This Monday is Memorial Day in the US, a holiday observed in the US every year since the Civil War to remember American soldiers who died in the line of duty. Today, however, US servicemen continue to suffer as a result of incompetence and lawlessness on the part of the authorities. A raft of high-profile incidents of late demonstrates that the country's military elite, while ever ready to use the memory of the dead for their own time-serving purposes, tend to forget about the living.
The unprofessionalism and incompetence of the US military leadership and state-run organizations responsible for the maintenance of US soldiers has led to many a scandal recently. The report that triggered a particularly wide-ranging outcry said that the US army had been saving for years on servicemen who suffered from psychic disorders.
A journalistic inquiry revealed that military doctors intentionally refused to diagnose soldiers with Post-Traumatic Stress Disorder in order to avoid paying compensation and pensions. Information leaked to the press that the medical leadership urged doctors to ignore the disorder in order to "save taxpayer money".
This budgetary money saving policy led to a tragedy. A US army soldier, Robert Bales, who was suffering from post-traumatic stress, killed 17 civilians in southern Afghanistan.

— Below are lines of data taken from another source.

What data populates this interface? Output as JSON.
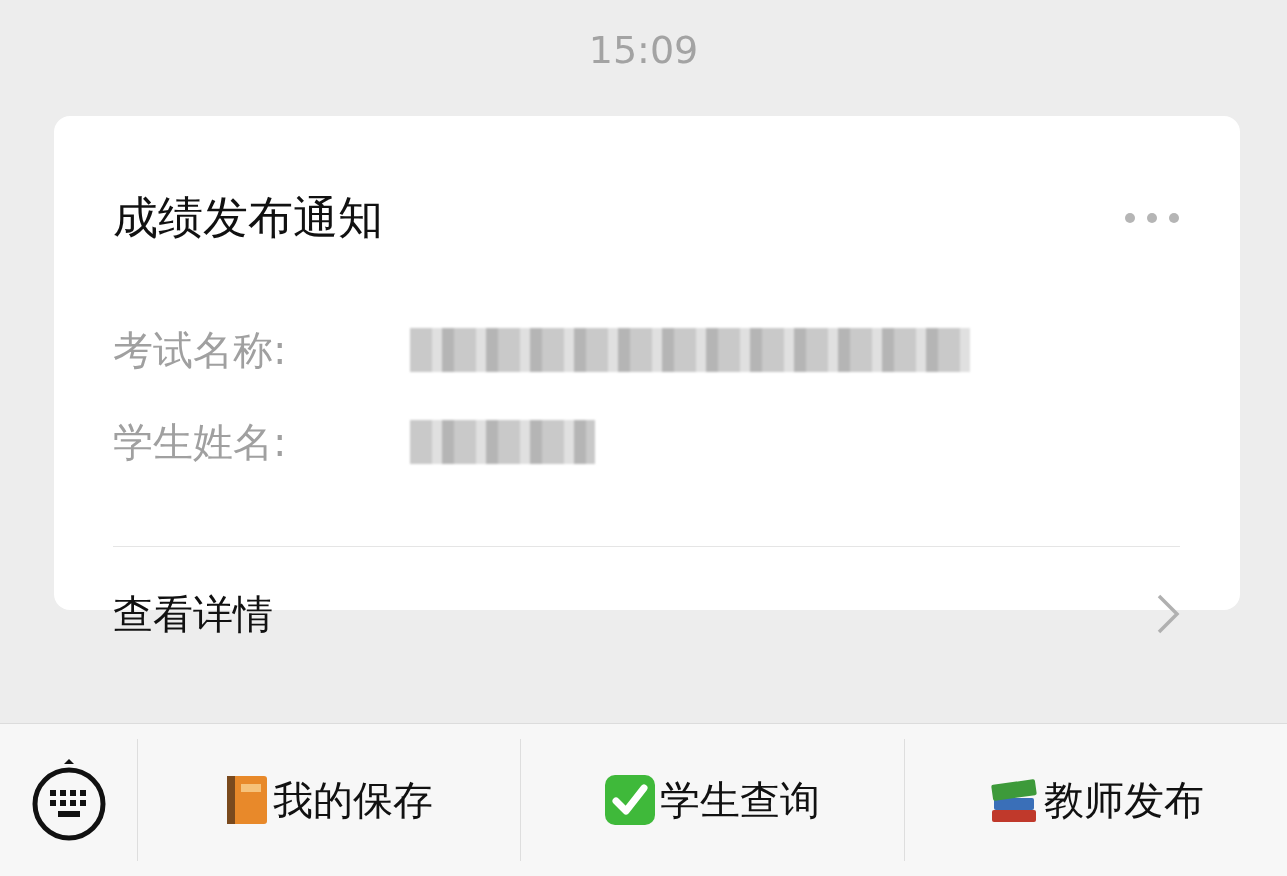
{
  "timestamp": "15:09",
  "card": {
    "title": "成绩发布通知",
    "fields": [
      {
        "label": "考试名称:",
        "value_redacted": true
      },
      {
        "label": "学生姓名:",
        "value_redacted": true
      }
    ],
    "link": "查看详情"
  },
  "menu": [
    {
      "kind": "book",
      "label": "我的保存"
    },
    {
      "kind": "check",
      "label": "学生查询"
    },
    {
      "kind": "books",
      "label": "教师发布"
    }
  ]
}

The incident exacerbated the US' relations with Afghanistan, a key NATO ally in the struggle against global terrorism. Bales had repeatedly complained of health problems caused by a head injury in Iraq. Nevertheless, he was dispatched to Afghanistan and as it happens, was not the only victim of the money saving program. It turned out that doctors at the Lewis-McChord base to which Bales was assigned had canceled the diagnosis of a psychic disorder for 40 percent of servicemen thereby contributing to the dispatch of mentally ill people to conflict zones.
American war veterans have been affected by this arbitrariness as well. US veteran unions have been expressing concern over an alarming percentage of suicides among servicemen who return from hot spots. In the opinion of war veterans and human rights campaigners, the main reason behind the increasing number of suicides is dereliction of duty on the part of public service employees. And in most cases, the US Veterans Department, a state-run institution created to support servicemen who return from conflict zones, is at the center of disputes.
According to veteran organizations, the Department is bogged down in bureaucracy, doesn't react to phone calls from police and relatives, and ignores regular duties. Its employees refuse to hospitalize veterans suffering from psychic disorders. One of the most outrageous instances of that was the death of William Hamilton, a 26-year veteran of the Iraq war who was suffering from regular hallucinations in the form of visits by a demonic woman and the man he killed during combat operations. Despite Hamilton's deteriorating condition, the Department's officials doggedly refused to provide him with treatment. As a result, the man committed suicide throwing himself under a train.
The US authorities haven't got the slightest idea as to where all this could lead to. As the public discontent continues to increase, the government manages to turn a blind eye on the problem. The recent incident in which war veteran Scott Olsen received a grave head injury during a police raid on the participants in the Occupy march in California, is equally unlikely to contribute to the myth that the government is taking good care of people who risked their lives putting the US government's plans into practice. A steady rise in public protests demonstrates that Americans are getting more and more reluctant to play dubious games.